Reginella revient au rythme de valse, pour une histoire mettant en scène la nostalgie d’un amour perdu, cousue de clichés encore : la petite reine de son cœur et le chardonneret, et les amoureux qui se nourrissaient de pain et de cerises... Tout axée sur la réminiscence émerveillée des amours perdues et la jouissance d’icelles, la chanson rayonne de délicatesse dans des phrasés réclamant un très long souffle, propice à l’estompe et aux effusions étouffées, aux couleurs tendres du regret, par la grâce d’un rythme dansé pudique qui suspend l’émotion aux sortilèges du violoncelle contrebalancé par les risate de la mandoline. Dans ce cadre, la voix de Pati infuse toutes les délicatesses aux mots par l’entremise d’intentions variées et pleines de retenue, pudiques comme ne l’attend pas de la canzone napolitaine : voilà un bien bel exploit.
Palomma e notte est encore une miniature succulente : la métaphore du papillon habille le récit de vie simple de l’être humain, l’amertume gagne du terrain. Plus de Catari ici, mais un homme qui déplore la brûlure de la vie, à laquelle il s’est frotté. Dans des rythmes symétriques, les cordes tissent un entrelacs de douce danse, quand la diction si expressive de Pati orne le sentiment de tous les degrés de la tristesse cicatrisée, sous la lumière tamisée de la bougie : c’est presque un De la Tour ! Encore une pépite, qui se conclut par un pianissimo morendo de toute beauté.
La Canzone appassiunata joue moins sur les clichés que sur les antithèses de l’amour et de la souffrance que l’hyperbole travestit en mort. La métaphore d’un arbre mort aboutit à une variation sur le paradoxe de l’amour qui fait mal.

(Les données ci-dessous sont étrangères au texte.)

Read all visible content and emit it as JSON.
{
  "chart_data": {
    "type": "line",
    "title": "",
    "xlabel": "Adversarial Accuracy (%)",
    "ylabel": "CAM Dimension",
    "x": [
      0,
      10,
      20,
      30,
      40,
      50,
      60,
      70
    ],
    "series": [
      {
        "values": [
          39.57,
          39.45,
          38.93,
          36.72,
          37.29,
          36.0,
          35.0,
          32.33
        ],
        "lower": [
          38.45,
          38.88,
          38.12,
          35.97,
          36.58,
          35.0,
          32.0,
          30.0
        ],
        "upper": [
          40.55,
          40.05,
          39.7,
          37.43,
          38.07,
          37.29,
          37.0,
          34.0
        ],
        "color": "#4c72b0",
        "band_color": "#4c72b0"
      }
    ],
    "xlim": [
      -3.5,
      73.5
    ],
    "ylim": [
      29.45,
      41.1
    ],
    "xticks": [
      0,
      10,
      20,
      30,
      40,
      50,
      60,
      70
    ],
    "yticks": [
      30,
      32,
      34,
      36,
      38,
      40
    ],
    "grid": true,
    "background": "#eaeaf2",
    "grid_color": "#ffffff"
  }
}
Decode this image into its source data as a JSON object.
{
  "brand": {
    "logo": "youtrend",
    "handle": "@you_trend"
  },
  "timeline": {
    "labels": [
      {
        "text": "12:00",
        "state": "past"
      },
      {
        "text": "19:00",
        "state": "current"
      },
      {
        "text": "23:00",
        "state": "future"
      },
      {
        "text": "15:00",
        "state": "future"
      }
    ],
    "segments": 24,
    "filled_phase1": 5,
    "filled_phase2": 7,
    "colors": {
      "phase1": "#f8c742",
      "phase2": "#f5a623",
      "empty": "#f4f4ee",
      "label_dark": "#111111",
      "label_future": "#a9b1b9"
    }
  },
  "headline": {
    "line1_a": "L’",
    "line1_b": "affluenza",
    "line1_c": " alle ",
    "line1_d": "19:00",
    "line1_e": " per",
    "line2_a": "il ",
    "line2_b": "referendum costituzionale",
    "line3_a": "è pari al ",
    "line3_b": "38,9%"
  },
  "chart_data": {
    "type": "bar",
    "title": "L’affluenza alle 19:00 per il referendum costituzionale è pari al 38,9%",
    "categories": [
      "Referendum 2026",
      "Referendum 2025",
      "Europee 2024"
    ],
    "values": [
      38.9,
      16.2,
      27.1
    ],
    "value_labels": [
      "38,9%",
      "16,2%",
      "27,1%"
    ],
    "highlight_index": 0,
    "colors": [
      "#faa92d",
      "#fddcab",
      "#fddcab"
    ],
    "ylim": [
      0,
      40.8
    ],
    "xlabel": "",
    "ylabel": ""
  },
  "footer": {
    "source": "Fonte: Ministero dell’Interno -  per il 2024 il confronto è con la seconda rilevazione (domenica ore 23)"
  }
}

Le rythme, cette fois presque sud‑américain, lui donne une couleur très particulière, tandis que la voix, quand elle se libère du carcan rythmique de la danse, vogue vers des éclats aigus plus prononcés et excitants, aux confins de la chanson italienne moderne.

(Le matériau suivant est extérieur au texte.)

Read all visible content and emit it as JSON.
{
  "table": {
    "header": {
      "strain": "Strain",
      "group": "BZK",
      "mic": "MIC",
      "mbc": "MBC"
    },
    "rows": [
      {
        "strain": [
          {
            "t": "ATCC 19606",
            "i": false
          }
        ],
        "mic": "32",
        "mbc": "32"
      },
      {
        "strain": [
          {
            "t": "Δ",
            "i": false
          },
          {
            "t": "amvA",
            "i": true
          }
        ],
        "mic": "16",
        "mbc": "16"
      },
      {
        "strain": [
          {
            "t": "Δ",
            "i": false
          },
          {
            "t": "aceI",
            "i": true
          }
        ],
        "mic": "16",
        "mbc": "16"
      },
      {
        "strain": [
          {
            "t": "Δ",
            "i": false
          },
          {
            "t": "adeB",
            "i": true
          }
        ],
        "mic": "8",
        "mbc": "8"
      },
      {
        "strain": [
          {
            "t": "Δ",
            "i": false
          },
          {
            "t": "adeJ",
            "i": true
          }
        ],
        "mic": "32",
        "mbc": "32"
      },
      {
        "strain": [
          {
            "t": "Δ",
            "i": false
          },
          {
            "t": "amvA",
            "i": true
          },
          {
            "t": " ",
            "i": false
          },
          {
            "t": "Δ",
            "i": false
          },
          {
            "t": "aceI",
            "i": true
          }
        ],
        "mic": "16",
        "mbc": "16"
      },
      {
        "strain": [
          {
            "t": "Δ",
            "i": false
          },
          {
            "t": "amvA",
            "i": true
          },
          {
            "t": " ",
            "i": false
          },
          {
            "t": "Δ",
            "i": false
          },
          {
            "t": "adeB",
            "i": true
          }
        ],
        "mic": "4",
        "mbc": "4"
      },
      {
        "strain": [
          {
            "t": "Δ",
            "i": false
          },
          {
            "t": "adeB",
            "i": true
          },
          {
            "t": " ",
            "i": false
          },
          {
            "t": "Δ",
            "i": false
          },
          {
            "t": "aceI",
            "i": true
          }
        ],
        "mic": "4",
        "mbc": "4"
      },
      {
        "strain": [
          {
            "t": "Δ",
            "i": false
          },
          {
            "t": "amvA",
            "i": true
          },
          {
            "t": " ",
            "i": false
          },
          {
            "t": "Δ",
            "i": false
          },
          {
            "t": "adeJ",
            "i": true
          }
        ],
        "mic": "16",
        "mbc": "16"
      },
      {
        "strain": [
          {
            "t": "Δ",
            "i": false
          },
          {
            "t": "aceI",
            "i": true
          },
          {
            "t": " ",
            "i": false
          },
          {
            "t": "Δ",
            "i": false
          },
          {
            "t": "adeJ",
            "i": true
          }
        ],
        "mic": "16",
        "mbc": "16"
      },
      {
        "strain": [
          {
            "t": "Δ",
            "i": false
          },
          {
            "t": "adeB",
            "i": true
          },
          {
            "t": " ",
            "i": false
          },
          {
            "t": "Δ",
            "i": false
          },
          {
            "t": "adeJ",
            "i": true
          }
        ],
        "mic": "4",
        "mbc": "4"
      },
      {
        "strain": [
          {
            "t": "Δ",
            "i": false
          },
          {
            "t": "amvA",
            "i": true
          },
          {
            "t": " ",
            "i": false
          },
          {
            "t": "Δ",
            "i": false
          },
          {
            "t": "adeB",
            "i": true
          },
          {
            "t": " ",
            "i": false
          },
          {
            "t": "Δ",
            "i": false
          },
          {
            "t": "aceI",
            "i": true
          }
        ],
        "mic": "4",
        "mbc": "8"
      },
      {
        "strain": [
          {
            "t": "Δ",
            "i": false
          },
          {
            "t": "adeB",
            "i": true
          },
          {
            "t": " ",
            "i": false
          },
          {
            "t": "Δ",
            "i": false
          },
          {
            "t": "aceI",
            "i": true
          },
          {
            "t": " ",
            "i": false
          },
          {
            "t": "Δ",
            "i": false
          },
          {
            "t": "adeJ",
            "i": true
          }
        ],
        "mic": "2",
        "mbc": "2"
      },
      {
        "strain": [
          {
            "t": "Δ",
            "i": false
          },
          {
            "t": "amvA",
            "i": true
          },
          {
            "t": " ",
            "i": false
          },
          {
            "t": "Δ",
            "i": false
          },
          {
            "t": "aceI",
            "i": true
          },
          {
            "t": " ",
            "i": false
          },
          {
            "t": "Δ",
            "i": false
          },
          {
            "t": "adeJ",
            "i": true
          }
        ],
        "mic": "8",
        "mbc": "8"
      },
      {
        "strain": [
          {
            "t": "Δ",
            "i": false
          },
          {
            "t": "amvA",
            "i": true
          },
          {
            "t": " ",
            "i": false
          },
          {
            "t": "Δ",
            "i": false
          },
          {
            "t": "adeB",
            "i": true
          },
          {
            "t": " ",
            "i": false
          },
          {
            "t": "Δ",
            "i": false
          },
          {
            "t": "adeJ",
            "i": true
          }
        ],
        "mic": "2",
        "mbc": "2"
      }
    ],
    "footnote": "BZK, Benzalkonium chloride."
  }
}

La transparence d’une émission extrêmement pure nimbe I te vurria vasà d’une lumière encore élégamment tamisée. Cette danse lente, presque hypnotique, met encore en scène un amoureux transi qui craint de réveiller sa belle et l’observe en silence, dans une nature apaisée. La narrativité et la sobre théâtralité du ténor font merveille : quel conteur il fait ! La plainte de l’amoureux est toute de pudeur et de délicatesse inquiète, comme si l’amour était rendu impossible par quelque chose de plus fort que le sommeil.
Enfin, le disque, agrémenté ici et là de quelques morceaux instrumentaux, essentiellement des tarentelles, qui relèvent le plat, se termine par une sorte d’emblème, Funiculì, funiculà, chanson célébrissime répondant à une commande des plus pratiques : offrir un succès à un funiculaire qui à son ouverture peinait à recueillir l’assentiment populaire. Si le ténor ne démérite pas, l’absence du chœur traditionnel ici rend la chanson quelque peu bancale, le manque de répondant au soliste se faisant sentir.
In fine, ce disque est un jalon important dans la discographie des chansons napolitaines, rare exemple d’un projet qui ne répond pas au cliché le plus rebattu : celui qui saura s’attarder à une écoute attentive, quitte à la morceler, et à s’aider du texte, y puisera des merveilles qu’une écoute à l’aveugle risque de lui faire manquer.